Besides the space I take, there's a real level of discomfort I cause POC in my life. They have to reconcile the fact that I, a white looking person, have been admitted by them into the most intimate parts of their lives; that as WOC we discuss and sometimes even bond over racial tensions and anxieties.

So I think they are sometimes trying to deal with the cognitive dissonance that accompanies creating safe, black-only space while allowing me, a very white-skinned person, into that very same space.

"Clair is like Mariah Carey [Thanks!]. You can tell something's off because she looks white but she's black; she just came out wrong [Thanks?]." This is the way one POC friend of mine used to describe me. And it was okay because I did feel like I came out "wrong".

They want to validate the blackness in me but can't do that without making the whiteness in me purr.


They want to feed my hunger for solidarity because they know what it's like to lack community, but allowing myself that indulgence on a group political level is an affront to my values as a supporter of the community. I am essentially, in practice, an ally. Because, even asserting my space as a "black woman" feels like a colonizing of my own body, a comfortable lie my whiteness wants me to slip into: "You're tired. You're POC. Take a break from this hyper-vigilence." The fox is guarding my hen house and I need to be "awake" enough to keep it at bay.

I have an indefatigable source of power and energy which is my whiteness, so I vow to use it so it won't fester and become the all consuming guilt we often hear about.
This means watching every last video of police brutality, this means keeping racist and bigoted "friends" on my Facebook so they can ask me those invasive or ignorant questions, this means doing research on social justice rights and violations.
Above all, it means taking shit from POC.

When  they don't like how much air time I'm taking up, I need to be okay with that because they will always be more racially fatigued than I am.

I'm not Tim Wise; I do this because, though I don't have a claim in the black community, these are my people. These are my family, people I love and whose deaths I mourn. And it has nothing to do with "charity" or "saving" them. And that's how I know I'm black.

That's why I allow myself the label "white-passing POC", because for white people, this work is an exhausting battle they don't have to face. There is nothing intrinsically urgent or mandatory in these stories for them, and when a person of color "dare" to confront them about the space they take, sometimes they say "Well, I'm only here because you need me here. I'm doing this for you." But for me, it isn't like that. This is very much for me. It is a pleasure to fight amongst my community because I feel at home here.

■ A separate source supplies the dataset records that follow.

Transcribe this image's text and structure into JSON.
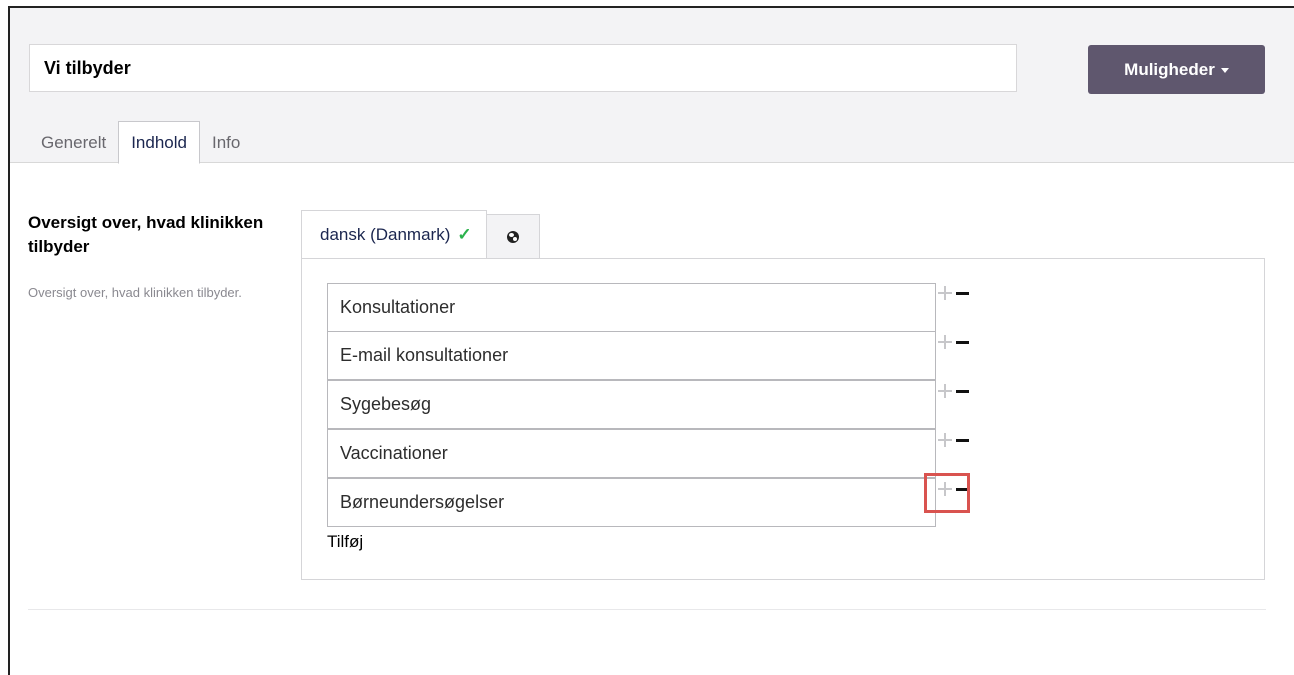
{
  "header": {
    "title_value": "Vi tilbyder",
    "options_label": "Muligheder",
    "tabs": [
      {
        "label": "Generelt"
      },
      {
        "label": "Indhold"
      },
      {
        "label": "Info"
      }
    ]
  },
  "field": {
    "label": "Oversigt over, hvad klinikken tilbyder",
    "description": "Oversigt over, hvad klinikken tilbyder."
  },
  "language_tabs": {
    "active_label": "dansk (Danmark)",
    "active_check": "✓",
    "globe_icon": "globe-icon"
  },
  "items": [
    {
      "value": "Konsultationer"
    },
    {
      "value": "E-mail konsultationer"
    },
    {
      "value": "Sygebesøg"
    },
    {
      "value": "Vaccinationer"
    },
    {
      "value": "Børneundersøgelser"
    }
  ],
  "add_label": "Tilføj",
  "colors": {
    "primary_button": "#5f576e",
    "check": "#2bb24c",
    "highlight": "#d9534f"
  }
}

This home is our hard-earned, gated community that keeps us safe, at least in theory.
It is a salve on the wounds from the slaughtered POC and the anger we feel, and the deep whirling depression and anxiety that blows through our neighborhoods like a storm every time another one of us gets shot. And it protects us from people who try to waltz into our space and belch loudly "all lives matter".

I know what my version of that indignation feels like, and it's not because I'm "human"; it's because I'm black.

So, really, it's okay for people to ask "aren't you white?", because visibly, I am. I want them to question me. It's also okay to not want me around, because I know what it's like to long for black only community. I want POC to question me and have a voice, especially when talking to a white face because that's the whole point of my activism, not to be on a soapbox, but to carve out a space for trans, queer, fat, brown bodies the space they deserve to talk. If that space comes from my own ground, then all the better. Safe space is the best of what I have to give.




*This is meant to include trans POC.